At dawn on 7 April, it was found that the Axis forces had quietly withdrawn. The 15th Panzerdivision had suffered many losses, the 164th leichte Afrikadivision had lost most of its weapons and vehicles, and at least three Italian divisions had to be amalgamated into one unit: the 80a Divisione fanteria 'La Spezia' had been reduced to 1.5 infantry companies, the 101a Divisione motorizzata 'Trieste' to three weak battalions and the 16a Divisione motorizzata 'Pistoia' and the 90th Afrikadivision had many casualties. The strength of the 1a Armata had been 106,000 men, of whom 7,000 had been taken prisoner. The Eighth Army had suffered 1,289 casualties and lost 32 tanks.
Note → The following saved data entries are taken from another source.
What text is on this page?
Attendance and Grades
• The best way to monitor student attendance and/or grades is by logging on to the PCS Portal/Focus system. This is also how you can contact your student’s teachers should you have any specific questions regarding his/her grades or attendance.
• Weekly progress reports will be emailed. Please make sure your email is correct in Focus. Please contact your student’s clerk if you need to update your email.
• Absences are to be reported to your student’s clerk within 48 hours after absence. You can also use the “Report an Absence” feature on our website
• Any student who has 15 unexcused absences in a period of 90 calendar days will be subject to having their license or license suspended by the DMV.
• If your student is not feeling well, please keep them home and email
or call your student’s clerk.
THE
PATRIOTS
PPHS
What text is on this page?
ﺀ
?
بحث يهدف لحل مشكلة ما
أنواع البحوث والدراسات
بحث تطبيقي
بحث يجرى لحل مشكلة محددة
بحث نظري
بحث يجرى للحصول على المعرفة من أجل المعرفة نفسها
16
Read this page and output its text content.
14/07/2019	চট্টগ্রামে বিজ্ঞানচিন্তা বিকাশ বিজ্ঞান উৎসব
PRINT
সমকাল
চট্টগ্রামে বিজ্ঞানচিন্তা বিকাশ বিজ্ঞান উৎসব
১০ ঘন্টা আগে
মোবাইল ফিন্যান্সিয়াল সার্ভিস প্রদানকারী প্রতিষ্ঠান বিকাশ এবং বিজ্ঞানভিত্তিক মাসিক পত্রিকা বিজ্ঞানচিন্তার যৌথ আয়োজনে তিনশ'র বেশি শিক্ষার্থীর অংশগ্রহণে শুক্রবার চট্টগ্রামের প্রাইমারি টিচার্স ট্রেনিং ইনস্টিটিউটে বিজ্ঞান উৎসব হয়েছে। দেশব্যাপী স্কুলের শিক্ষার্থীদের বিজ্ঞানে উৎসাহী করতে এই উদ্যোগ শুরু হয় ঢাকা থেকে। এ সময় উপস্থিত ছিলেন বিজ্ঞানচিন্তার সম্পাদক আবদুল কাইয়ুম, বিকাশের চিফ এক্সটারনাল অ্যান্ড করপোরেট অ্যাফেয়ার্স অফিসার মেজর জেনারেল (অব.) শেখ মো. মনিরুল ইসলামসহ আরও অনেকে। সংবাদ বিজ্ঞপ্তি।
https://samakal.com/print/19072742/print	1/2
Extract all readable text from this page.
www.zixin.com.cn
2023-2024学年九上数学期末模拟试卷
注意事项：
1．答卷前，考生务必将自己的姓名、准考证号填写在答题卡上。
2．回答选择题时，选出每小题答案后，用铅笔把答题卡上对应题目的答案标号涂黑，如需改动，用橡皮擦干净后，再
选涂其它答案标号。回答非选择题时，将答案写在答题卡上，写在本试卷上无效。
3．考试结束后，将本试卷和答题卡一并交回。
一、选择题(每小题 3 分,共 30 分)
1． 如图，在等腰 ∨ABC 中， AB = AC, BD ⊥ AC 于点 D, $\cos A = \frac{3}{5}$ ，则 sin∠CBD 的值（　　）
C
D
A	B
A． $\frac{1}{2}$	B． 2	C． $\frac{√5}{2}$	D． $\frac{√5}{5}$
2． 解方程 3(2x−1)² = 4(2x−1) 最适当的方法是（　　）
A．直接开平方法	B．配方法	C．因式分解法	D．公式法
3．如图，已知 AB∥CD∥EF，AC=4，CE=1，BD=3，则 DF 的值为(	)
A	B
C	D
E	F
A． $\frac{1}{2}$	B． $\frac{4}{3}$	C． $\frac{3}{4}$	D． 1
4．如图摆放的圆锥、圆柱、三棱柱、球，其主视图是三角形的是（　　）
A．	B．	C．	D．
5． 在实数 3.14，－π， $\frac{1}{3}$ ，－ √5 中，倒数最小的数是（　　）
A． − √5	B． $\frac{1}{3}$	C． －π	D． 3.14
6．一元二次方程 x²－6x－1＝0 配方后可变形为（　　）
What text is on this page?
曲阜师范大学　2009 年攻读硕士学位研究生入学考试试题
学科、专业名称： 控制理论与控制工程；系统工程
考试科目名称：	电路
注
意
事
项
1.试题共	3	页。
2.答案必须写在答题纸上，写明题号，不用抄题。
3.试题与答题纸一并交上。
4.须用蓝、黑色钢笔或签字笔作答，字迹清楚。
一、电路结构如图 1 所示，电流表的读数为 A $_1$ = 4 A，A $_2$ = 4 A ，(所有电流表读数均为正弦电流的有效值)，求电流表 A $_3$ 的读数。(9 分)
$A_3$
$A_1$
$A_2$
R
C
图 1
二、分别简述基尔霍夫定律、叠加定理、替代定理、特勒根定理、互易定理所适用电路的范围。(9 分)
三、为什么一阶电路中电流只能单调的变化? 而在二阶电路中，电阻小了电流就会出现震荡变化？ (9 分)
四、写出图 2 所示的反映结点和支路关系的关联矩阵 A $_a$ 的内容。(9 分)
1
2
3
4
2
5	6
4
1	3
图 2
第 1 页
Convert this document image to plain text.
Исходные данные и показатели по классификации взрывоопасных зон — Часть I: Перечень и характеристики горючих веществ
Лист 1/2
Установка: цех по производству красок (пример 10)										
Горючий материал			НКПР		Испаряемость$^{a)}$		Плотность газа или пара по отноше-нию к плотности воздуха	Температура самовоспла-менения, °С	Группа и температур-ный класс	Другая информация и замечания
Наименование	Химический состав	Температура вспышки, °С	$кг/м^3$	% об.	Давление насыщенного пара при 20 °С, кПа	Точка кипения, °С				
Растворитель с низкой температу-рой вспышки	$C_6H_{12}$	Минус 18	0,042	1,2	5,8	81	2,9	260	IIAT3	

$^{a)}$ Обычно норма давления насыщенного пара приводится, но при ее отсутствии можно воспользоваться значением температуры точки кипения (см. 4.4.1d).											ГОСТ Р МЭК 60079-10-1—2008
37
In the 'Battle of El Guettar', the US II Corps' operation to cut off Axis forces during the 'Battle of Wadi Akarit' had been held up, but the retirement from Wadi Akarit forced the Italians to withdraw. On 7 April, the American forces raced down the road linking El Guettar and Gabès, where it met advanced troops of the 8th Army at 17.00. General the Hon. Sir Harold Alexander, commander-in-chief of the Allied 15th Army Group, moved the US II Corps to the north as the 8th Army was better prepared for the final offensive. The 8th Army’s 'Largesse' pursuit covered 140 miles (230 km) in the area to the north of Wadi Akarit, and Sfax and Sousse were both captured. The Axis troops fell back to defensible positions to the north and west of Enfidaville, 25 miles (40 km) south of Cape Bon. Here the mountains descend to the sea, with a narrow passage to Hammamet. The area was held until the Axis forces' final surrender in North Africa, and 8th Army formations and units were moved toward Medjez el Bab opposite Tunis, for the 'Vulcan' final operations of the 'Tunisian Campaign'.